By Gabe Klein
When we think about transit-oriented development, we typically think of rail stations. We know that in certain environments with density levels of X and height limits of Y, we can predict levels of investment of Z. But how would that equation hold up if Transit Oriented Development centered on a bike-share station, for instance, rather than rail stop? To answer that question, we need a better sense of how well bike-share performs as part of the larger transit system.
We know that Americans have a deeply ingrained view of biking as a fun, recreational activity. (The Outdoor Association estimates that Americans spend $81 billion a year on bike-related expenses; airline tickets generate $51 billion by comparison.) I have theorized that this is why some people have such vitriolic reactions to cyclists.

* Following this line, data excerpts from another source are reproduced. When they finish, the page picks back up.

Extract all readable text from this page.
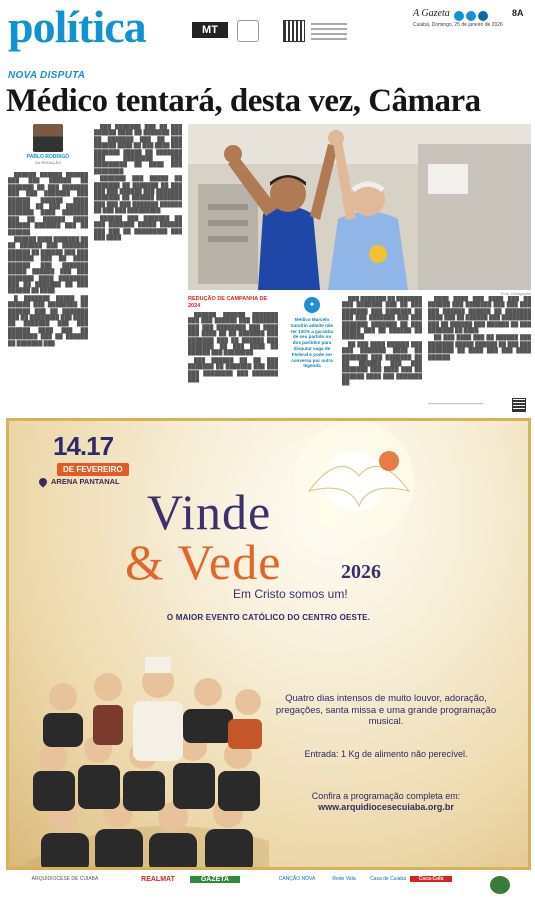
política	MT
A Gazeta
Cuiabá, Domingo, 25 de janeiro de 2026
8A
NOVA DISPUTA
Médico tentará, desta vez, Câmara
PABLO RODRIGO
DA REDAÇÃO

██████ ██████ ██████ ███ ███ ██████ ██ ███████ ██ ███ ███████ ███ ███ ███████ ███ ██████ ██████ ████ ██████ ██ ███ ██████ ███████ ████ ███████ ███ ██ ██████ ████ ██████ ███████ ███ ██ ██████.

██████ ████ ███████ ██ ██ ██████ ███ ███████ ██████ ██ ██████ ███ ███ ███████ ███ ██ ████ ██████ ███ ███████ █████ ██████ ███ ███ ███████ ████ ████████ ███ ██ ███████ ██ ███ ██████ ██ ████.

█ ███████ █████ ██ ██████ ███ ████████ ██ ██████ ███ ██ ███████ ███ ██ ████████ ███ ████ ██ ███████ ███ ███ ██████ ████ ███ ██ ████████ ███ ██ ██████ ██ ███████ ███.

███ ███████ ███ ██ ███ ██████ ████ ██ ███████ ███ ██ ███████ ███ ██ ███ ██████ ████ ██ ███ ████ ███ ███████ █████ ██ ███████ ███ ████████ ███ █████████ ██ ████ ███ ████████.

███████ ███ █████ ██ ███████ ██ ███████ ██ ███ ███ ███ ██████ ███ ███████ ███████ ██ ██████ ███████ ███ ███ ███ ███████ ██████ ██ ███ ███ █████████.

██████ ███ ███████ ██ ███ ███████ █████ ██████ ███ ███ ██ █████████ ███ ███ ████.

Foto: Divulgação
REDUÇÃO DE CAMPANHA DE 2024

██████ ██████ ███████ ███ ███ ██████ ███ ███████ ███ ███ ████████ ███ ████ ███ ████ ██ ██ ███████ ███ ███████ ███ ██ ██████ ███ ███████ ██ ███ ████ ██ ██████ ███ ████████.

███ ██████ ██ ██ ███ ███████ ██ ███████ ███ ███ ███ ████████ ███ ███████ ███.

✦
Médico Marcelo Sandrin admite não ter 100% a garantia de seu partido ou dos partidos para disputar vaga de Federal e pode ser conversa por outra legenda

███ ███████ ██ ███████ ███ ███████ ███ ██ ███ ███████ ███ ███████ ██ ███ ███ ███████ ███ ███ ███████ ███████ ██ ███ █████ ███ ██ ██████ ██ ██████.

██ ███ ████ ██████ ███ ███ ███████ ████ ██ ███████ ███ ███████ ██ ██ ██████ ███ ███ ███████ ███ ████ ███ ██ ██████ ████ ███ ███████ ██.

████ ████ ███ ████ ███ ██ ██████ ███ ███████ ███ ███ ███ ███ ██████ ██████ ██ ███████ ████ ███ ██ ██████ ███ ████████ ███ ██ ██████ ███ ██████ ██ ███ ███████ ██ ████.

██ ███ ████ ███ ██ ██████ ███ ███████ █████ ██████ ██ ███ ███ ███████ ██ ████ ███ ███ ████ ██████.

━━━━━━━━━━━━━━━━━━━━━━━━━━
14.17
DE FEVEREIRO
ARENA PANTANAL
Vinde
& Vede	2026
Em Cristo somos um!
O MAIOR EVENTO CATÓLICO DO CENTRO OESTE.
Quatro dias intensos de muito louvor, adoração, pregações, santa missa e uma grande programação musical.
Entrada: 1 Kg de alimento não perecível.
Confira a programação completa em:
www.arquidiocesecuiaba.org.br
ARQUIDIOCESE DE CUIABÁ	REALMAT	GAZETA	CANÇÃO NOVA	Rede Vida	Casa de Cuiabá	Coca-Cola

It’s like they’re angry that anyone could be having that much fun on their commute, when everyone should be suffering in traffic.
With the advent of bike-share, there’s a move towards seeing cycling as a more basic form of transportation, especially in cities. The case for bike-share as transit is getting easier: A forthcoming study from Susan Shaheen and Elliot Martin reports that 40 percent to 55 percent of bike-share trips are work commutes. Their analysis shows that Capital Bikeshare in Washington, D.C., has displaced public transit trips—particularly Metro trips in the urban core—thereby increasing capacity on the congested rail network. It also increased transit ridership in less dense parts of the city and in the suburbs, providing a key first-to-last mile connection to rail and bus nodes.